In my industry, the technology sector, companies are often built around an entrepreneur's vision about how to use technology to solve a customer's problem. They typically understand that problem very well and when in front of a customer find no trouble explaining how their technology can solve their problem.

This often gets lost as a company grows and having these direct interactions becomes impossible to scale. Companies fall back to telling customer's why their products are so good, rather than genuinely providing information that might help them.

What the annual Market Measures study of sales and marketing by hi-tech New Zealand companies shows is that reducing marketing "fluff" and producing useful, customer-focused information pays dividends.

Companies in the survey growing the fastest were more likely to be producing marketing content such as infographics, white papers, case studies, checklists and opinion articles.

They weren't producing the traditional marketing collateral of brochures, product flyers and fancy corporate videos. Think the Edmonds cookbook instead of a glossy brochure extolling the virtues of "game-changing" Edmonds baking powder.

A jargon word for this kind of marketing information is "thought leadership" - giving customers useful insights or information. In the Edmonds context, this would be how to bake a scone.

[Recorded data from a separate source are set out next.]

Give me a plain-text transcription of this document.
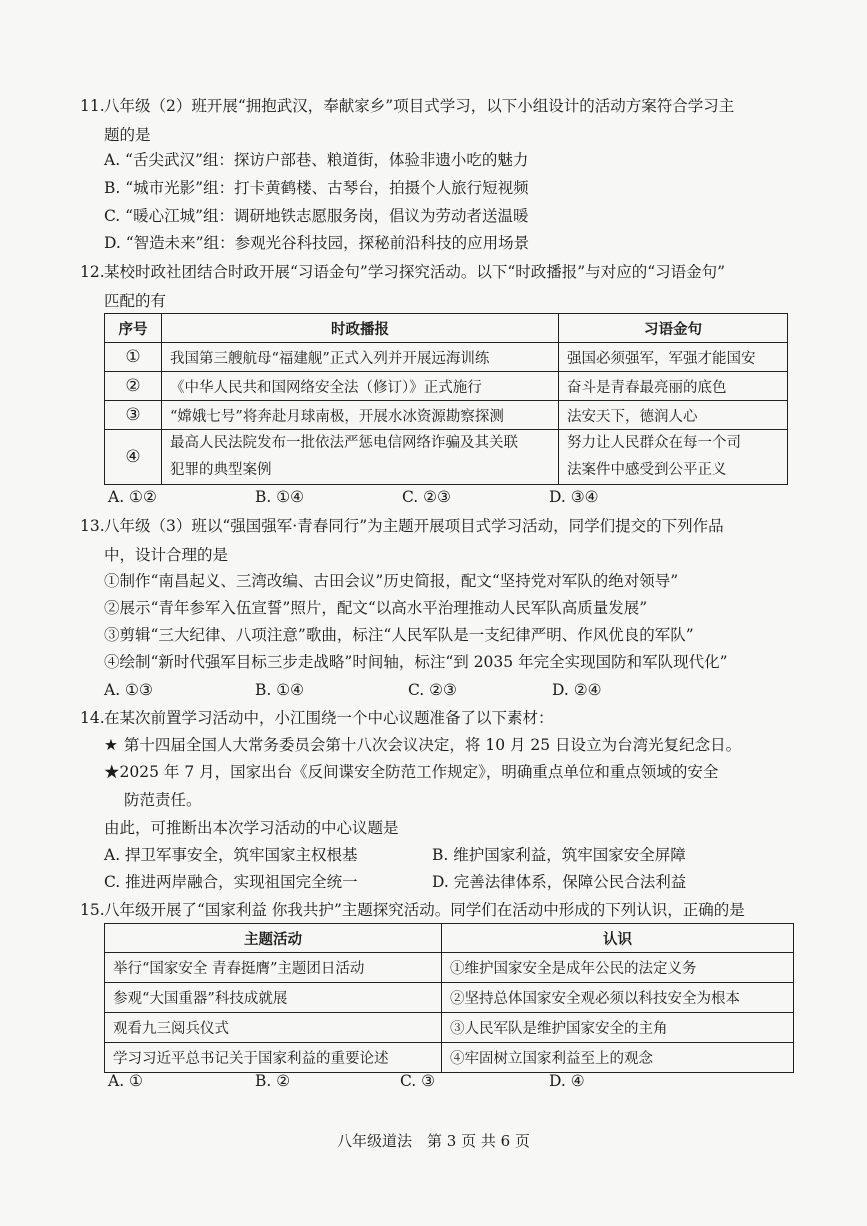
11.八年级（2）班开展“拥抱武汉，奉献家乡”项目式学习，以下小组设计的活动方案符合学习主
题的是
A. “舌尖武汉”组：探访户部巷、粮道街，体验非遗小吃的魅力
B. “城市光影”组：打卡黄鹤楼、古琴台，拍摄个人旅行短视频
C. “暖心江城”组：调研地铁志愿服务岗，倡议为劳动者送温暖
D. “智造未来”组：参观光谷科技园，探秘前沿科技的应用场景
12.某校时政社团结合时政开展“习语金句”学习探究活动。以下“时政播报”与对应的“习语金句”
匹配的有
序号	时政播报	习语金句
①	我国第三艘航母“福建舰”正式入列并开展远海训练	强国必须强军，军强才能国安
②	《中华人民共和国网络安全法（修订）》正式施行	奋斗是青春最亮丽的底色
③	“嫦娥七号”将奔赴月球南极，开展水冰资源勘察探测	法安天下，德润人心
④	最高人民法院发布一批依法严惩电信网络诈骗及其关联
犯罪的典型案例	努力让人民群众在每一个司
法案件中感受到公平正义
A. ①②	B. ①④	C. ②③	D. ③④
13.八年级（3）班以“强国强军·青春同行”为主题开展项目式学习活动，同学们提交的下列作品
中，设计合理的是
①制作“南昌起义、三湾改编、古田会议”历史简报，配文“坚持党对军队的绝对领导”
②展示“青年参军入伍宣誓”照片，配文“以高水平治理推动人民军队高质量发展”
③剪辑“三大纪律、八项注意”歌曲，标注“人民军队是一支纪律严明、作风优良的军队”
④绘制“新时代强军目标三步走战略”时间轴，标注“到 2035 年完全实现国防和军队现代化”
A. ①③	B. ①④	C. ②③	D. ②④
14.在某次前置学习活动中，小江围绕一个中心议题准备了以下素材：
★ 第十四届全国人大常务委员会第十八次会议决定，将 10 月 25 日设立为台湾光复纪念日。
★2025 年 7 月，国家出台《反间谍安全防范工作规定》，明确重点单位和重点领域的安全
防范责任。
由此，可推断出本次学习活动的中心议题是
A. 捍卫军事安全，筑牢国家主权根基	B. 维护国家利益，筑牢国家安全屏障
C. 推进两岸融合，实现祖国完全统一	D. 完善法律体系，保障公民合法利益
15.八年级开展了“国家利益 你我共护”主题探究活动。同学们在活动中形成的下列认识，正确的是
主题活动	认识
举行“国家安全 青春挺膺”主题团日活动	①维护国家安全是成年公民的法定义务
参观“大国重器”科技成就展	②坚持总体国家安全观必须以科技安全为根本
观看九三阅兵仪式	③人民军队是维护国家安全的主角
学习习近平总书记关于国家利益的重要论述	④牢固树立国家利益至上的观念
A. ①	B. ②	C. ③	D. ④
八年级道法　第 3 页 共 6 页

On average Kiwi firms are a long way behind their US counterparts in producing thought leadership. Less than 30 per cent of the firms in the Market Measures study produced this kind of customer-focused content, as opposed to threequarters of US software firms the study was benchmarked against.

This hurts us because thought leadership drives online marketing, especially social media channels like LinkedIn or Twitter. Seventy-four per cent of US software companies were using social media to promote thought leadership material, compared to only 28 per cent of Kiwi tech companies.

How can you move away from bragging about your product to giving prospective customers genuinely useful information?

1. Customers: clarify who buys your product, or influences that decision? And find out what information they need to complete their product research, evaluation, ROI and final decision?

2. Content schedule: agree upon a regular content schedule and stick to it! Sprinkle lighter content that is used to attract people to your website between "thought leadership" items which is used to convert people into sales leads.

3. Channels: use a range of communication channels and see what works.

It may be hard for Gilmore to rehabilitate his image, but any efforts to genuinely help others will be a good start. The same is true for marketing your products - focus on helping first, selling last.